Se o que Trump está dizendo nos documentos for absolutamente verdade, “isso seria legal”. Mas – advertiu Mystal – há “a possibilidade” de que os documentos fiscais sejam “fraudulentos”.
Na divisa entre essa “legalidade” e a imoralidade estão artifícios como piorar o desempenho dos próprios empreendimentos, pagando taxas indevidas de consultoria, de seis a oito dígitos, a si próprio, isto é, aos filhos, embora eles próprios já fossem executivos empregados pela Organização Trump (com salários de seis a oito dígitos).
A pendência com o IR que Trump tem usado como pretexto para esconder seu imposto, se refere à interpretação feita pela Organização Trump de uma cláusula pouco notada de uma lei de Obama, que era parte do esforço de recuperação da Grande Recessão (o crash de 2008).
A cláusula permitia, conforme o NYT que os proprietários de negócios pudessem “solicitar o reembolso total dos impostos pagos nos quatro anos anteriores e 50% do pago no ano anterior”.
Como registrou o NYT, Trump não pagou imposto de renda em 2008. Ao apresentar seu IR para 2009, ele pôde “buscar um reembolso não apenas dos $ 13,3 milhões que pagou em 2007, mas também dos $ 56,9 milhões pagos em 2005 e 2006, quando ‘O Aprendiz’ gerou o que foi provavelmente a maior mordida de imposto de renda de sua vida.”
Foi esse reembolso que se tornou alvo de auditoria do IR, em curso desde 2011. O Times relatou que “a disputa pode se concentrar em uma única reclamação que salta da página da declaração de imposto de renda de Trump em 2009: uma declaração de mais de $ 700 milhões em prejuízos comerciais que ele não teve permissão de usar em anos anteriores. O cupom gigante de evasão fiscal permitiu que ele recebesse parte ou a totalidade de seu reembolso.”
Trump voltou a se dizer uma vítima do IR. O IR “não me trata bem”, alegou, dizendo ser tratado como o “Tea Party”, em referência a suposta perseguição da receita a grupos republicanos durante o governo Obama.
Da sua trincheira favorita, o Twitter, Trump reclamou das “más intenções” da Mídia Fake News sobre seu IR e alegou ter pago “muitos milhões de dólares em impostos”, mas que tinha “direito, como todo mundo, à depreciação e créditos fiscais”.
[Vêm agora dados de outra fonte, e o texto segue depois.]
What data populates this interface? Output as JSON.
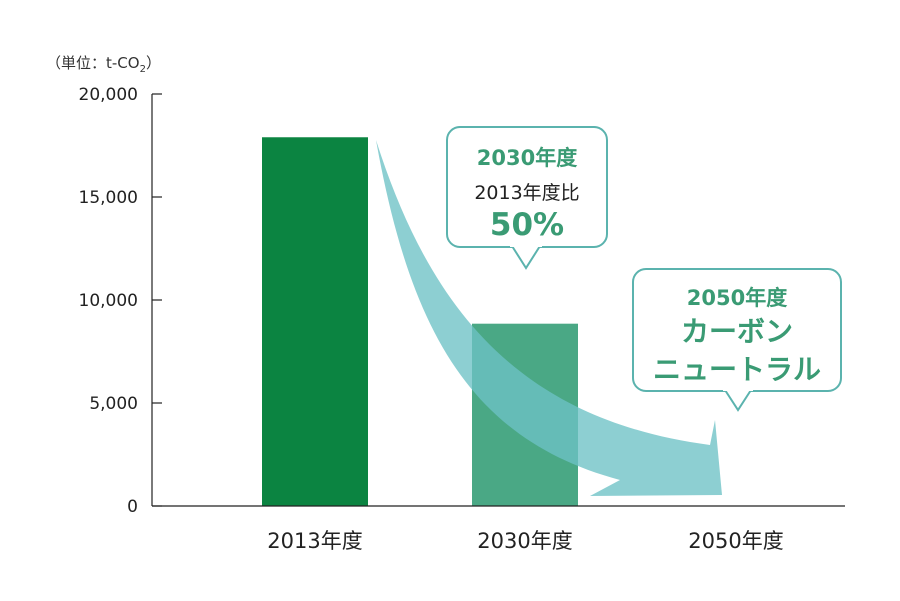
{
  "chart_data": {
    "type": "bar",
    "categories": [
      "2013年度",
      "2030年度",
      "2050年度"
    ],
    "values": [
      17900,
      8850,
      0
    ],
    "ylim": [
      0,
      20000
    ],
    "yticks": [
      "0",
      "5,000",
      "10,000",
      "15,000",
      "20,000"
    ],
    "ytick_values": [
      0,
      5000,
      10000,
      15000,
      20000
    ],
    "unit_label": "（単位：t-CO",
    "unit_sub": "2",
    "unit_close": "）",
    "colors": [
      "#0b8441",
      "#4aa885",
      "#6dc1c5"
    ]
  },
  "callouts": {
    "c2030": {
      "title": "2030年度",
      "line": "2013年度比",
      "value": "50%"
    },
    "c2050": {
      "title": "2050年度",
      "line1": "カーボン",
      "line2": "ニュートラル"
    }
  }
}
Asseverou ainda que, considerando os “ativos extraordinários” de que é proprietário, estaria “extremamente pouco alavancado – muito pouca dívida em comparação com o valor dos ativos”. E prometeu “demonstrações financeiras muito IMPRESSIONANTES”.
O NYT discorda e diz que Trump perdeu quase meio bilhão de dólares em ações e que enfrenta pagamentos de mais de US$ 300 milhões em empréstimos que vencerão nos próximos anos, enquanto que a principal fonte de receita que declarou anteriormente, “O Aprendiz”, minguou.
O deputado Bill Pascrell, presidente da Subcomissão de Supervisão de Procedimentos e Meios da Câmara, disse que as descobertas do Times “revelam um roubo absolutamente impressionante cometido por Trump antes e enquanto ele esteve no cargo”.
Ele também exigiu que “Trump libere suas declarações de impostos “como é uma prática de longa data e é exigido por lei ao Congresso, em vez de se exibir e atacar a mídia”.
“Trump sabia de algo que não sabíamos quando ele começou a se opor à transferência pacífica de poder”, registrou o ex-inspetor-geral do Departamento de Justiça, Michael Bromwich. “Se ele perder a eleição, enfrentará processos federais e estaduais por fraude bancária, fraude fiscal, fraude eletrônica e fraude postal, assim como toda sua família”.